2. The construction method according to claim 1, wherein the nucleotide sequence of 500bp each in the region of the ROSA26 safety harbor site and upstream and downstream thereof is as set forth in SEQ ID NO:40, and the nucleotide sequence of 500bp respectively at the AAVS1 safe harbor site region and the upstream and downstream thereof is shown as SEQ ID NO:41, and the nucleotide sequence of 500bp respectively at the upper and lower reaches of the H11 safe harbor site region is shown as SEQ ID NO:42, the nucleotide sequence of 500bp of each of the COL1A1 safe harbor site region and the upstream and downstream thereof is shown as SEQ ID NO: 43.

3. The method according to claim 1, wherein the nucleotide sequence of MMTV-LTR is as set forth in SEQ ID NO: 15.

4. The method of claim 1, wherein the porcine cells are porcine fibroblasts or breast cells.

5. The method of construction of claim 1, wherein the Cas vector further comprises an EF1a promoter, a WPRE element, and a 3' ltr sequence element.

6. The construction method according to claim 1, wherein the Cas vector has the nucleotide sequence of, in order from 5 '-3': CMV enhancer, EF1a promoter, nuclear localization signal, nucleotide sequence encoding Cas protein, nuclear localization signal, nucleotide sequence encoding self-cleaving polypeptide P2A, nucleotide sequence encoding EGFP, nucleotide sequence encoding self-cleaving polypeptide T2A, nucleotide sequence encoding Puro resistance protein, WPRE sequence element, 3' ltr sequence element and polyA signal sequence element.

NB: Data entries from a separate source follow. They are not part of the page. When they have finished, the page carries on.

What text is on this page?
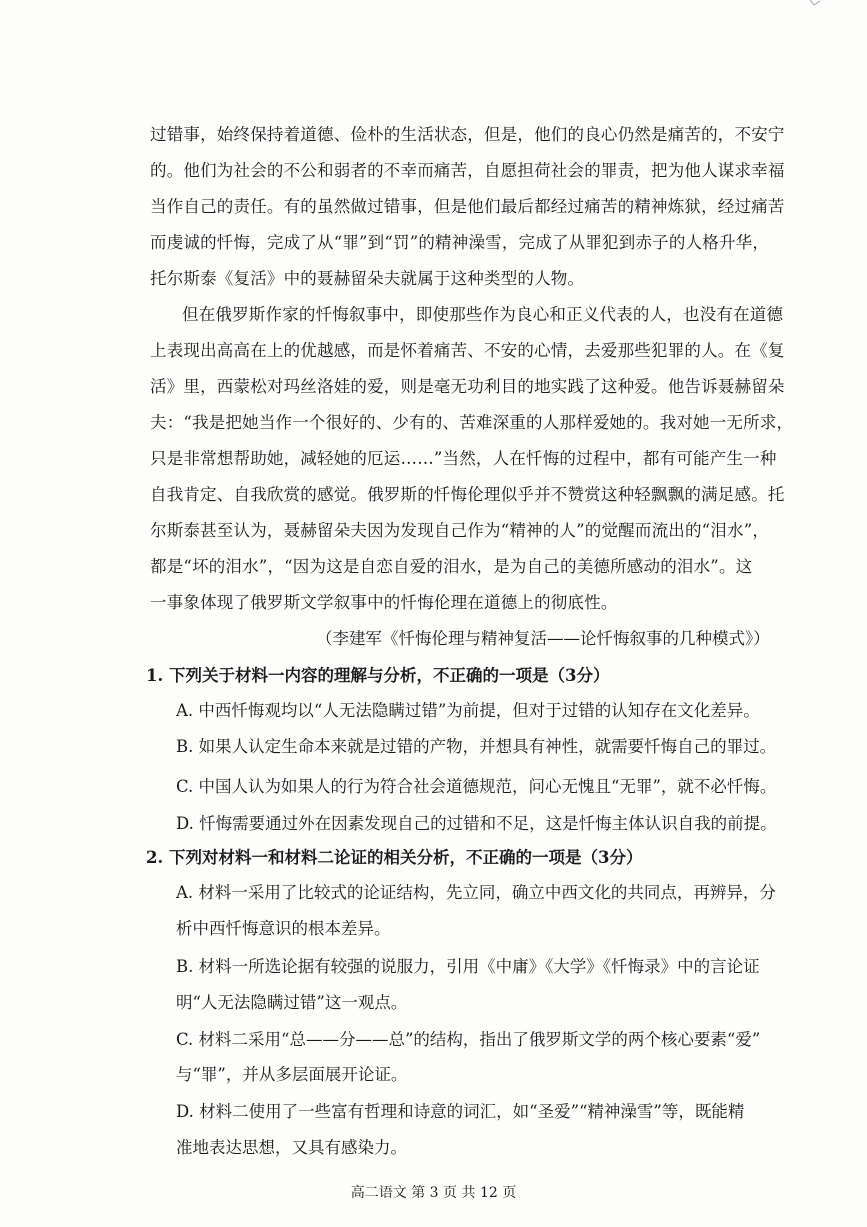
过错事，始终保持着道德、俭朴的生活状态，但是，他们的良心仍然是痛苦的，不安宁
的。他们为社会的不公和弱者的不幸而痛苦，自愿担荷社会的罪责，把为他人谋求幸福
当作自己的责任。有的虽然做过错事，但是他们最后都经过痛苦的精神炼狱，经过痛苦
而虔诚的忏悔，完成了从“罪”到“罚”的精神澡雪，完成了从罪犯到赤子的人格升华，
托尔斯泰《复活》中的聂赫留朵夫就属于这种类型的人物。
但在俄罗斯作家的忏悔叙事中，即使那些作为良心和正义代表的人，也没有在道德
上表现出高高在上的优越感，而是怀着痛苦、不安的心情，去爱那些犯罪的人。在《复
活》里，西蒙松对玛丝洛娃的爱，则是毫无功利目的地实践了这种爱。他告诉聂赫留朵
夫：“我是把她当作一个很好的、少有的、苦难深重的人那样爱她的。我对她一无所求，
只是非常想帮助她，减轻她的厄运……”当然，人在忏悔的过程中，都有可能产生一种
自我肯定、自我欣赏的感觉。俄罗斯的忏悔伦理似乎并不赞赏这种轻飘飘的满足感。托
尔斯泰甚至认为，聂赫留朵夫因为发现自己作为“精神的人”的觉醒而流出的“泪水”，
都是“坏的泪水”，“因为这是自恋自爱的泪水，是为自己的美德所感动的泪水”。这
一事象体现了俄罗斯文学叙事中的忏悔伦理在道德上的彻底性。
（李建军《忏悔伦理与精神复活——论忏悔叙事的几种模式》）
1. 下列关于材料一内容的理解与分析，不正确的一项是（3分）
A. 中西忏悔观均以“人无法隐瞒过错”为前提，但对于过错的认知存在文化差异。
B. 如果人认定生命本来就是过错的产物，并想具有神性，就需要忏悔自己的罪过。
C. 中国人认为如果人的行为符合社会道德规范，问心无愧且“无罪”，就不必忏悔。
D. 忏悔需要通过外在因素发现自己的过错和不足，这是忏悔主体认识自我的前提。
2. 下列对材料一和材料二论证的相关分析，不正确的一项是（3分）
A. 材料一采用了比较式的论证结构，先立同，确立中西文化的共同点，再辨异，分
析中西忏悔意识的根本差异。
B. 材料一所选论据有较强的说服力，引用《中庸》《大学》《忏悔录》中的言论证
明“人无法隐瞒过错”这一观点。
C. 材料二采用“总——分——总”的结构，指出了俄罗斯文学的两个核心要素“爱”
与“罪”，并从多层面展开论证。
D. 材料二使用了一些富有哲理和诗意的词汇，如“圣爱”“精神澡雪”等，既能精
准地表达思想，又具有感染力。
高二语文 第 3 页 共 12 页
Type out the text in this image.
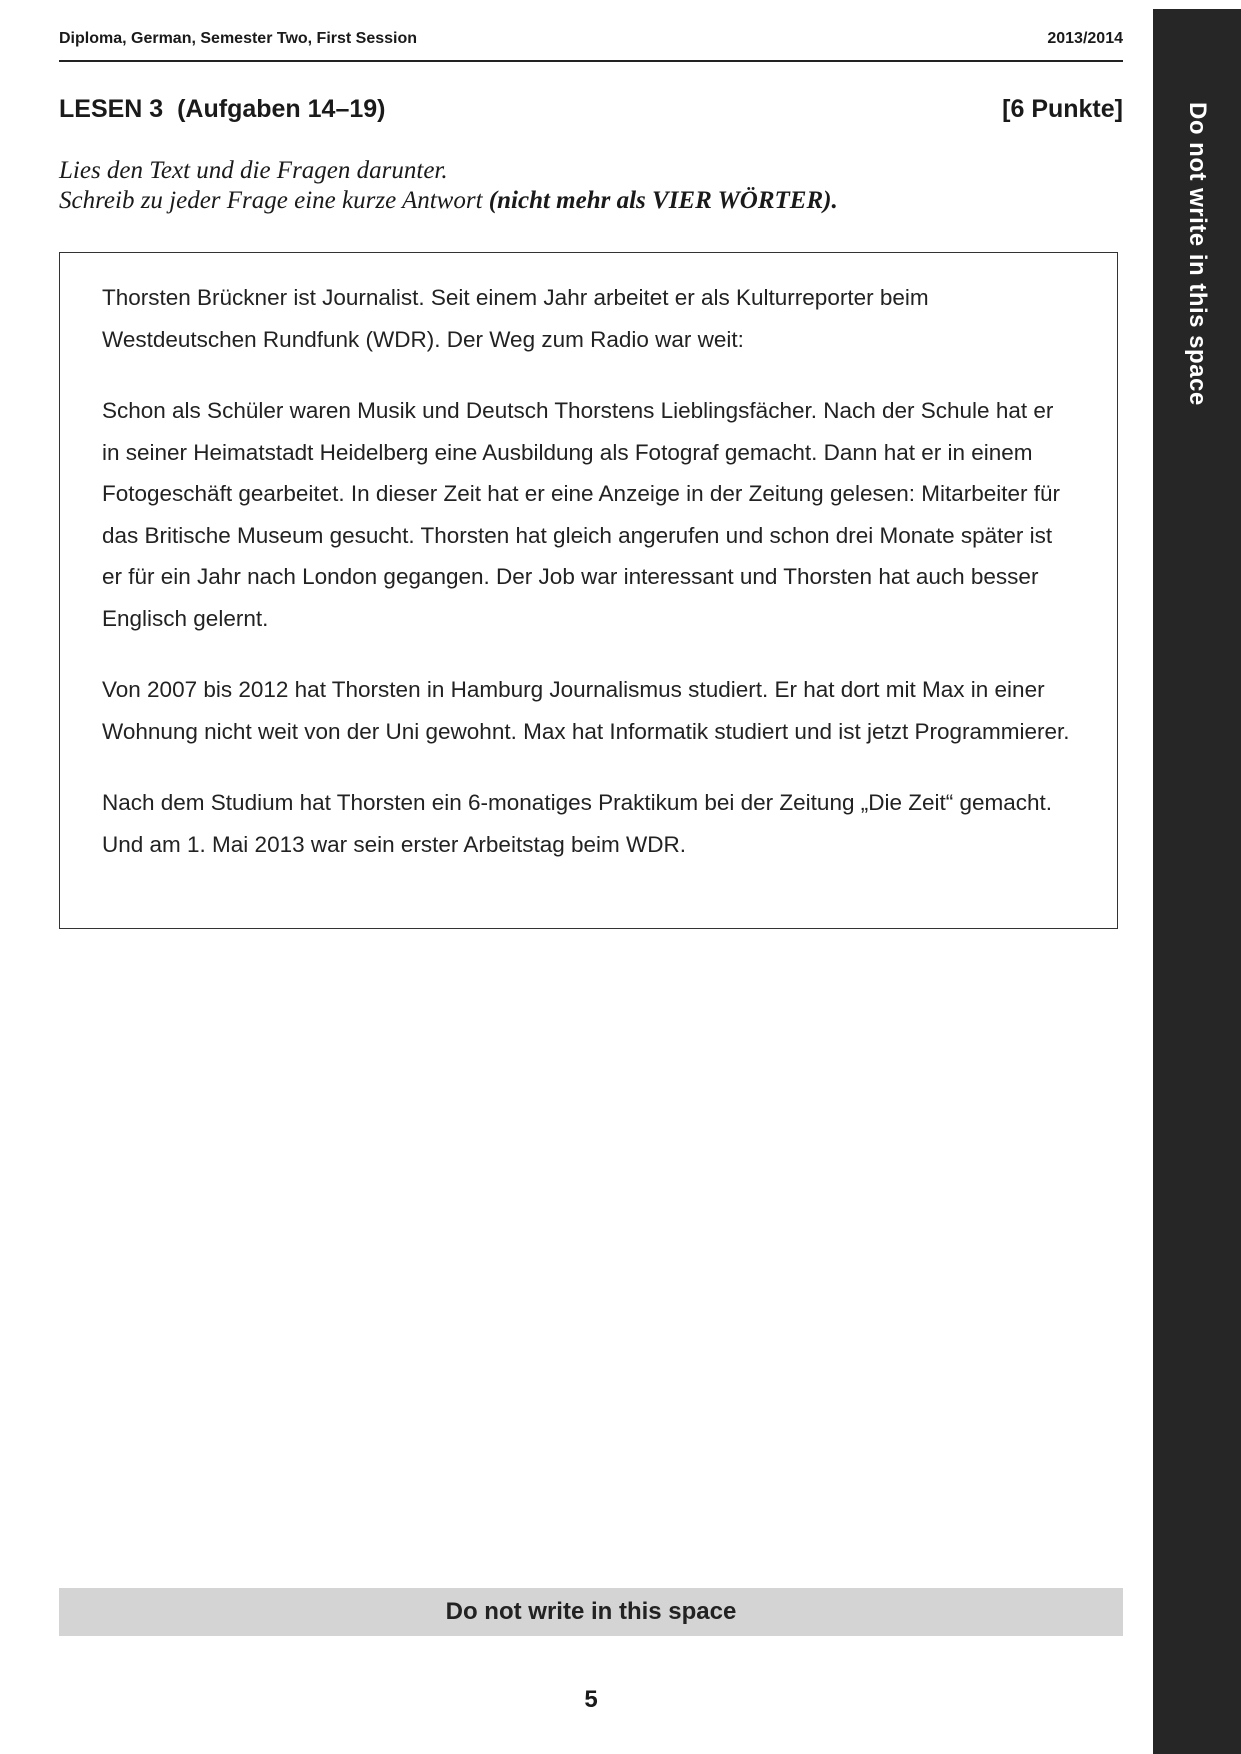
Diploma, German, Semester Two, First Session	2013/2014
LESEN 3  (Aufgaben 14–19)	[6 Punkte]
Lies den Text und die Fragen darunter.
Schreib zu jeder Frage eine kurze Antwort (nicht mehr als VIER WÖRTER).

Thorsten Brückner ist Journalist. Seit einem Jahr arbeitet er als Kulturreporter beim Westdeutschen Rundfunk (WDR). Der Weg zum Radio war weit:

Schon als Schüler waren Musik und Deutsch Thorstens Lieblingsfächer. Nach der Schule hat er in seiner Heimatstadt Heidelberg eine Ausbildung als Fotograf gemacht. Dann hat er in einem Fotogeschäft gearbeitet. In dieser Zeit hat er eine Anzeige in der Zeitung gelesen: Mitarbeiter für das Britische Museum gesucht. Thorsten hat gleich angerufen und schon drei Monate später ist er für ein Jahr nach London gegangen. Der Job war interessant und Thorsten hat auch besser Englisch gelernt.

Von 2007 bis 2012 hat Thorsten in Hamburg Journalismus studiert. Er hat dort mit Max in einer Wohnung nicht weit von der Uni gewohnt. Max hat Informatik studiert und ist jetzt Programmierer.

Nach dem Studium hat Thorsten ein 6-monatiges Praktikum bei der Zeitung „Die Zeit“ gemacht. Und am 1. Mai 2013 war sein erster Arbeitstag beim WDR.

Do not write in this space
5
Do not write in this space
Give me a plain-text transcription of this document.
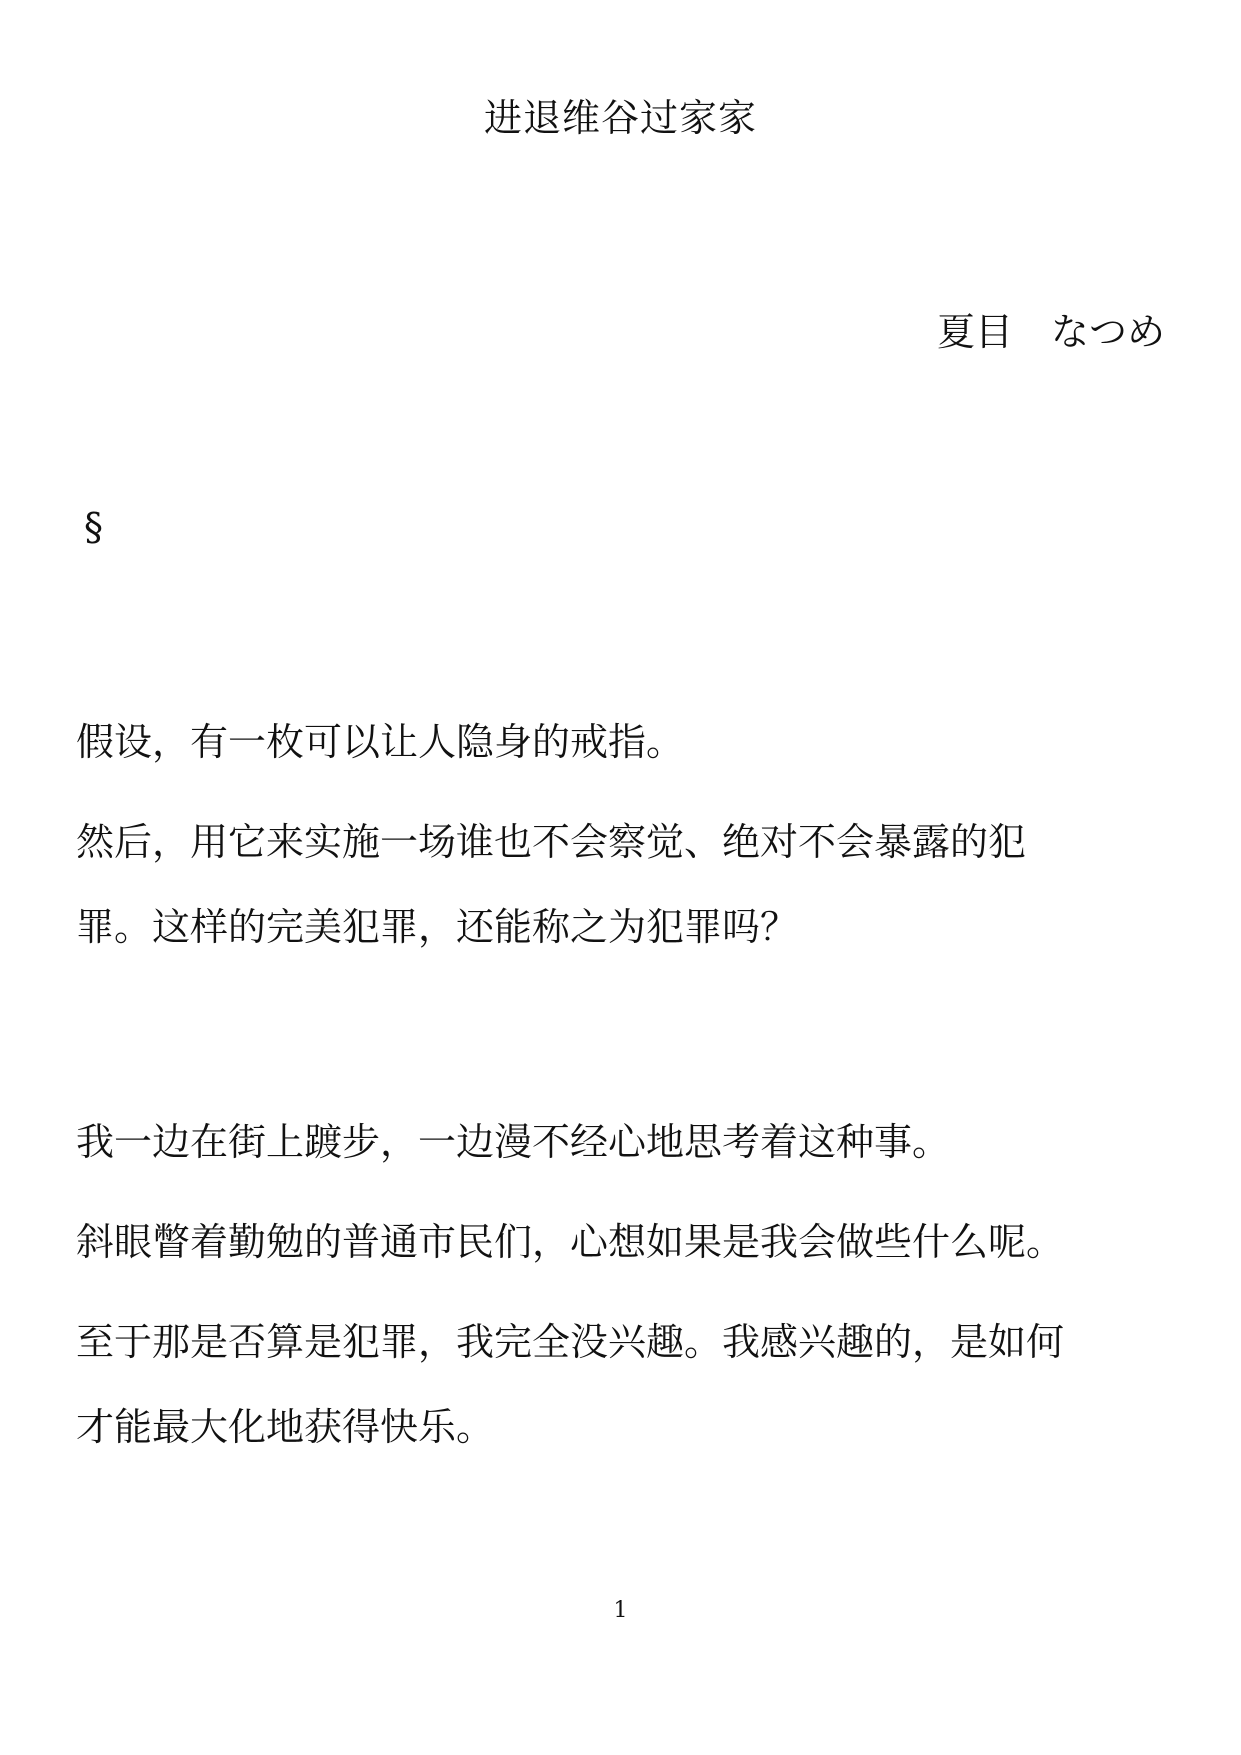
进退维谷过家家
夏目　なつめ
§

假设，有一枚可以让人隐身的戒指。

然后，用它来实施一场谁也不会察觉、绝对不会暴露的犯

罪。这样的完美犯罪，还能称之为犯罪吗？

我一边在街上踱步，一边漫不经心地思考着这种事。

斜眼瞥着勤勉的普通市民们，心想如果是我会做些什么呢。

至于那是否算是犯罪，我完全没兴趣。我感兴趣的，是如何

才能最大化地获得快乐。

1
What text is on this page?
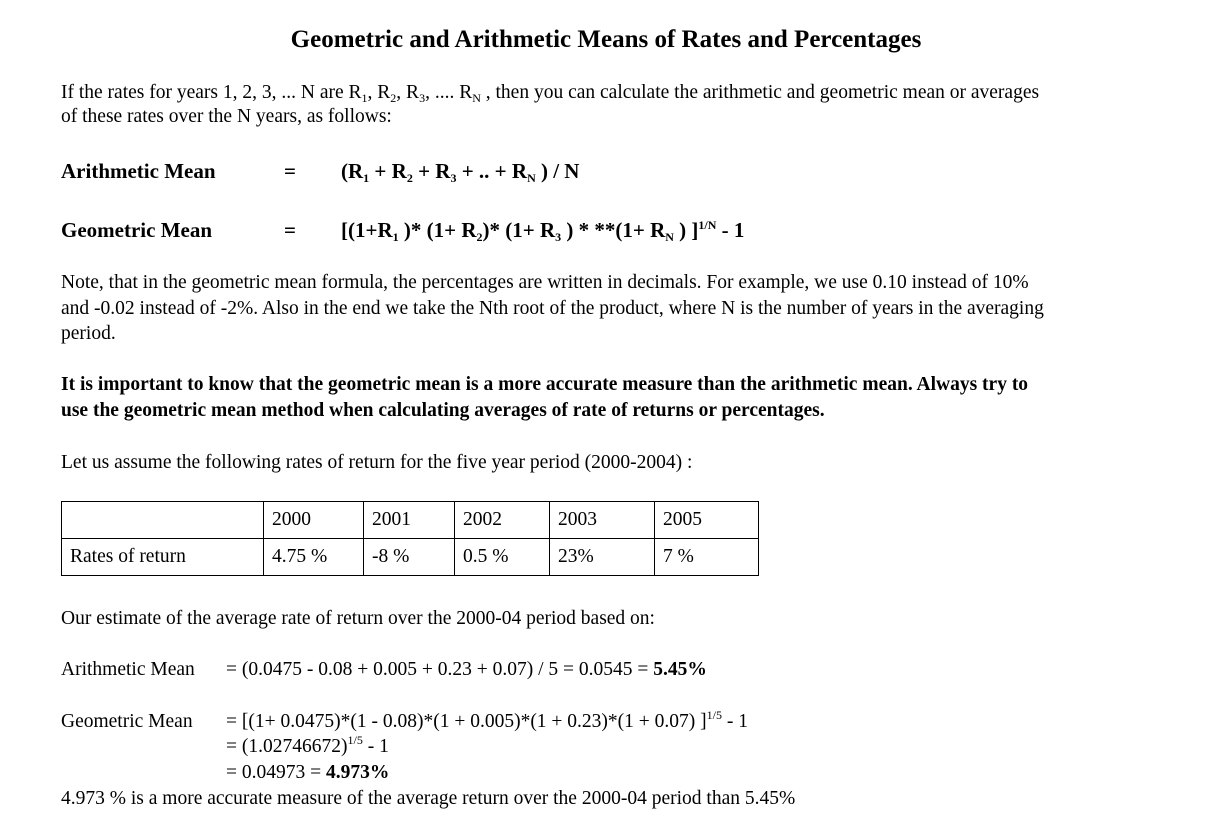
Geometric and Arithmetic Means of Rates and Percentages
If the rates for years 1, 2, 3, ... N are $R_1$, $R_2$, $R_3$, .... $R_N$ , then you can calculate the arithmetic and geometric mean or averages
of these rates over the N years, as follows:
Arithmetic Mean	= ($R_1 + R_2 + R_3$ + .. + $R_N$ ) / N
Geometric Mean	= [($1+R_1$ )* $(1+ R_2)*$ ($1+ R_3$ ) * $**(1+ R_N$ ) ]$^{1/N}$ - 1
Note, that in the geometric mean formula, the percentages are written in decimals. For example, we use 0.10 instead of 10%
and -0.02 instead of -2%. Also in the end we take the Nth root of the product, where N is the number of years in the averaging
period.
It is important to know that the geometric mean is a more accurate measure than the arithmetic mean. Always try to
use the geometric mean method when calculating averages of rate of returns or percentages.
Let us assume the following rates of return for the five year period (2000-2004) :
	2000	2001	2002	2003	2005
Rates of return	4.75 %	-8 %	0.5 %	23%	7 %
Our estimate of the average rate of return over the 2000-04 period based on:
Arithmetic Mean = (0.0475 - 0.08 + 0.005 + 0.23 + 0.07) / 5 = 0.0545 = 5.45%
Geometric Mean = [(1+ 0.0475)*(1 - 0.08)*(1 + 0.005)*(1 + 0.23)*(1 + 0.07) ]$^{1/5}$ - 1
= $(1.02746672)^{1/5} - 1$
= 0.04973 = 4.973%
4.973 % is a more accurate measure of the average return over the 2000-04 period than 5.45%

7. The method of claim 1, wherein the Cas vector has a nucleotide sequence set forth in SEQ ID NO: 2.

8. A method for constructing a breast cancer model pig, comprising transferring pig cells obtained by the construction method according to any one of claims 1 to 7 into enucleated pig oocytes to obtain a breast cancer model pig.

9. Use of a pig cell obtained by the construction method of any one of claims 1 to 7 in the preparation of an animal model of breast cancer, or in the screening of a medicament for the treatment of breast cancer, or in the study of the pathogenesis of breast cancer.

10. Use of a breast cancer model pig obtained by the construction method of claim 8 in screening for a drug for treating breast cancer or in studying the pathogenesis of breast cancer.